The prospect of EU membership has served as a powerful driver of political and economic reform in the Balkans and has sometimes helped to keep a lid on tensions in a region that was torn apart by war in the 1990s. 

Serbian President Aleksandar Vucic told Serbian media that Slovenia proposed before the meeting that all Western Balkan nations should become members by 2030 but several existing member countries opposed the idea. 

"We don't have any illusions about a quick entry into the EU," Vucic said, adding that the matter was becoming "a political question."

German Chancellor Angela Merkel said that "there is an immense geostrategic interest in making these countries members of the European Union."
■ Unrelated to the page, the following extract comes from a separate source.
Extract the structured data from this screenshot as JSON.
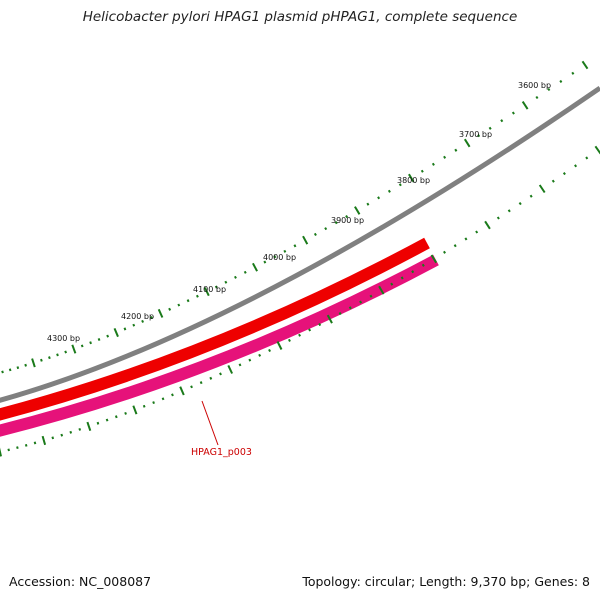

However, she stressed that the six countries need to fulfil the conditions to become EU members. Asked about the proposal by the Slovenian EU presidency to give the Balkan countries a firm timeline for when they would join, Merkel said she didn't support it.

"I think it's important that we keep our word — when the conditions are fulfilled, accession can take place," she said. But "so far, no accession could take place because the conditions haven't yet been fulfilled by any of the countries."

"I don't think much of such a deadline that ultimately puts us under pressure regardless of whether the conditions are fulfilled or not," Merkel added. 

Despite the lack of progress, von der Leyen praised the bloc's effort to invest 30 billion euros ($34.7 billion) in the Balkans over the next seven years to support the recovery from the coronavirus pandemic and to accelerate the transition to renewable energy.

"It is very important to make clear to the Western Balkans countries how much we care about them and that we are their favorite partner," von der Leyen said.